Oh, si, certainement parce que si les 2 fils du futur roi du Royaume-Uni n’en ont pas la possibilité, personne ne l’a. Mais ils sont aussi d’une autre génération et les Anglais de cette famille ne font jamais rien comme les autres familles royales…
Mais l’ont-ils voulu ? Leur a-t-on seulement conseillé ? Leur éducation n’a pas vraiment consisté à mettre l’accent là-dessus, c’est vrai, et c’était probablement une erreur.
A un moment de leur vie, ils étudiaient le swahili.

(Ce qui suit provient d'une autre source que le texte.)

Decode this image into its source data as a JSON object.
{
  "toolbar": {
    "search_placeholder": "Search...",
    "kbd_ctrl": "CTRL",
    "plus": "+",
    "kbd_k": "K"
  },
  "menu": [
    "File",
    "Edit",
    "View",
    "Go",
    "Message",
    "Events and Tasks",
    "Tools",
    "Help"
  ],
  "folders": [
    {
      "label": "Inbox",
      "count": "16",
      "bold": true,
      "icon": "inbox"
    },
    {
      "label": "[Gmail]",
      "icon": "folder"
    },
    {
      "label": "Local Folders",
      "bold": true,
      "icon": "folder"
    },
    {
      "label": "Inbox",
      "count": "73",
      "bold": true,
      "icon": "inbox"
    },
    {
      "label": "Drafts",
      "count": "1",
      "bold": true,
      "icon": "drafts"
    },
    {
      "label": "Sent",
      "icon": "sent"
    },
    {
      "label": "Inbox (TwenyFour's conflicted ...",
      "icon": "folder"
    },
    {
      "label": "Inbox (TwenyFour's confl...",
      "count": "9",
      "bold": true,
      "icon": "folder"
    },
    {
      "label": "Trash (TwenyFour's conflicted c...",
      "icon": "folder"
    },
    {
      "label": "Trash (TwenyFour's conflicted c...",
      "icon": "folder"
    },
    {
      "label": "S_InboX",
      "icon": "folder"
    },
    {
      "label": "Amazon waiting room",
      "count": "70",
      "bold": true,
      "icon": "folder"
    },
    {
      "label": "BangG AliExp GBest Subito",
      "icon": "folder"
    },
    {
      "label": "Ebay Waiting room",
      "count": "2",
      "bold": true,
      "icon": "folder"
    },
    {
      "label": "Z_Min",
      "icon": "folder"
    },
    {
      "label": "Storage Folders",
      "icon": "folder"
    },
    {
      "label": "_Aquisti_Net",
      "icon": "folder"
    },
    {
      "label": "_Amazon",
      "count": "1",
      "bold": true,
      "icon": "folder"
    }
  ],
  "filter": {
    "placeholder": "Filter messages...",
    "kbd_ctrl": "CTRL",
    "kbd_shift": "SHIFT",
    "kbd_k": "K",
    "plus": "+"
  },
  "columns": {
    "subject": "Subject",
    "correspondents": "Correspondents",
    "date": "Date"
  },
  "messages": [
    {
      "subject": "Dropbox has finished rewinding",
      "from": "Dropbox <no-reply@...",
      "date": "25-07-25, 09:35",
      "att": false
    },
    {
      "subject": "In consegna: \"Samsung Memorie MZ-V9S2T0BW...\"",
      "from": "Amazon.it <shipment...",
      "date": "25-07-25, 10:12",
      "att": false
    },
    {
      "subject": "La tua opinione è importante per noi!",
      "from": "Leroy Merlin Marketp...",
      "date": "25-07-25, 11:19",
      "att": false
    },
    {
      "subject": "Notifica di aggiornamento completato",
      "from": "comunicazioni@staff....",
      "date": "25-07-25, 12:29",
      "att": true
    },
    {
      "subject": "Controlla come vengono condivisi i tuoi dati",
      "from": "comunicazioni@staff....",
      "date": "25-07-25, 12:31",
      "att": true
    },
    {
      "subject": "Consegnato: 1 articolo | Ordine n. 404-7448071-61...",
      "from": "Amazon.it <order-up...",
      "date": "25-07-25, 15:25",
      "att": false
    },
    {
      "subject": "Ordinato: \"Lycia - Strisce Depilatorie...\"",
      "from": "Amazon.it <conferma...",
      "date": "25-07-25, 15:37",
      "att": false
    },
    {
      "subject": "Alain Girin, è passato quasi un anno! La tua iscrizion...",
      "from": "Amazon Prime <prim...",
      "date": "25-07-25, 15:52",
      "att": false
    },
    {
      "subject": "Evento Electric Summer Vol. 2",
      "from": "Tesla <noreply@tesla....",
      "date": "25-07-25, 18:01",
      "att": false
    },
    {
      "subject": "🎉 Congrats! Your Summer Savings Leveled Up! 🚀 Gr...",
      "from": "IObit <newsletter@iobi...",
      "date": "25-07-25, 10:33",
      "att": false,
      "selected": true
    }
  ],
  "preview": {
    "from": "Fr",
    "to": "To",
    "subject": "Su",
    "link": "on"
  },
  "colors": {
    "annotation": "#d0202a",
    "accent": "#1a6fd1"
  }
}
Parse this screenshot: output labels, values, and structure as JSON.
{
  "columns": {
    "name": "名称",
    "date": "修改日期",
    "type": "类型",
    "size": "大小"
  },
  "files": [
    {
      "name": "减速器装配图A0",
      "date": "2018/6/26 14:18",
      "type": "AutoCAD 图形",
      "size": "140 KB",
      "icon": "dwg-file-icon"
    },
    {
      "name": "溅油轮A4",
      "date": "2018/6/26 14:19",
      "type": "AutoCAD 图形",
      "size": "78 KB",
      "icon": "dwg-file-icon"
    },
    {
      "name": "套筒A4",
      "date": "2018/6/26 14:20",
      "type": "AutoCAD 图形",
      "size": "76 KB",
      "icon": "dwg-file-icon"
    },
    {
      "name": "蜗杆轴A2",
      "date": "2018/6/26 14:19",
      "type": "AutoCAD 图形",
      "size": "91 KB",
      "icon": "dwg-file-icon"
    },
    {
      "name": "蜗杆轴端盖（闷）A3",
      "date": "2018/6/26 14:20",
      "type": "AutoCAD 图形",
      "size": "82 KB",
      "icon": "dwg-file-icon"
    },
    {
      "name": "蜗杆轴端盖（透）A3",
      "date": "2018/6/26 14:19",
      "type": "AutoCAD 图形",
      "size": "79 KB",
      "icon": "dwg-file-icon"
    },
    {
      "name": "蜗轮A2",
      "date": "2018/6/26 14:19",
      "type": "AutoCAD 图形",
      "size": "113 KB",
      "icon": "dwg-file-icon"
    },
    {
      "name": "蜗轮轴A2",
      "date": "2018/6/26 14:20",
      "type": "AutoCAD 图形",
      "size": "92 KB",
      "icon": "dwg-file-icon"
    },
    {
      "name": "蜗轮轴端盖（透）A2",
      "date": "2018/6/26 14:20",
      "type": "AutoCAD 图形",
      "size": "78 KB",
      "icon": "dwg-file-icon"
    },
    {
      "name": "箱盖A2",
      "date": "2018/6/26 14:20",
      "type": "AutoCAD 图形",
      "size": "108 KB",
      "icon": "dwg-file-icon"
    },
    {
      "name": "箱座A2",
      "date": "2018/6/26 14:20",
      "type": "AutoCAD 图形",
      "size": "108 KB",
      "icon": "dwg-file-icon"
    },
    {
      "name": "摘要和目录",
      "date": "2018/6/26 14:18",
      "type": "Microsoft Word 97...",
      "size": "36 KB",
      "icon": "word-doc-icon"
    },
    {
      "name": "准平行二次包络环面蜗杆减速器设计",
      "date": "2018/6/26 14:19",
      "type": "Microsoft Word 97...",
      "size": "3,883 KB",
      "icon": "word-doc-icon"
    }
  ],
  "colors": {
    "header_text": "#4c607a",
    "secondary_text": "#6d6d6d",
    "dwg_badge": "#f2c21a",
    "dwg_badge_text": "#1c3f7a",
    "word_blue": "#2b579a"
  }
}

Nous ne savons pas à quel point ils ont persévéré, mais au moins ce choix de langue montrait une certaine ouverture d’esprit.
IRis
21 septembre 2024 @ 16:19
Leur père et leur grand-mère parl(ai)ent français, plutôt bien. Il y a eu, pour ces enfants, une vraie négligence éducative.
ambre
23 septembre 2024 @ 18:12
Je le pense aussi.
Non seulement le français qu’il parle en effet comme sa mère le faisait, mais Charles s’est aussi collé au gallois, donc chapeau, même s’il ne le parle pas vraiment aujourd’hui.
Fleur
23 septembre 2024 @ 19:56
Et avec une grand-mère comme Elisabeth II, pas intellectuelle, mais exigeante, c’est étonnant qu’elle et Philip n’aient pas pris les choses en main pour leur faire étudier une langue étrangère. Il était encore temps après le décès de Diana, une fois que du temps avait passé après ce traumatisme. Idem pour Charles. Père et grands-parents étaient défaillants concernant l’éducation de William et Harry.
Boris
20 septembre 2024 @ 09:24
Je suis toujours assez amusé par ses princes et princesses qui arrivent systématiquement à décrocher une place dans les meilleures universités du monde.
Nul doute que leur statut social leur permet d’avoir un niveau meilleur que la moyenne mais enfin, on se doute qu’ils bénéficient largement de passe-droits auxquels la plupart d’entre nous n’ont pas accès.
IRis
20 septembre 2024 @ 21:38
C’est aussi comme cela qu’elles se financent: des droits d’inscription élevés, que quelques uns sont prêts à payer, et qui permettent de financer des bourses pour ceux qui les méritent (et de payer correctement les professeurs).
BHJ
21 septembre 2024 @ 09:14
Les universités américaines reçoivent des dons de familles aisées notamment.
Gam
21 septembre 2024 @ 02:09
??????
BHJ
21 septembre 2024 @ 09:12
Voici les résultats (honorables) d’Elisabeth de Saxe-Cobourg pour son Bachelor’s degree en Grande-Bretagne.
« Mention second class, division one »
Deuxième niveau du système universitaire britannique : résultats oscillant entre 60 et 70%.
Il faut les obtenir car en langue anglaise mais, s’il vous plaît, merci de ne pas l’encenser.
Vous savez tous que si elle n’était pas l’héritière du trône de Belgique, les choses seraient différentes à commencer par son anonymat.
Source : La Province
MERCI BORIS
Zoé
21 septembre 2024 @ 18:59
Je ne sais pas si qualité de princesse l’a aidée à rentrer à Harvard, mais je pense sincèrement que cette jeune fille est brillante. Et pour une future reine, c’est un incontestable atout. On doit se sentir plus à l’aise quand on est appelé à rencontrer des hommes et femmes d’état d’avoir des connaissances solides en géopolitique, en finances publiques. Sinon on doit se sentir en décalage permanent. En revanche, je m’interroge sur les étudiants boursiers, les frais de scolarité sont payés. Mais quid des frais de transport et d’hébergement ? Ça reste un budget non négligeable quand-même.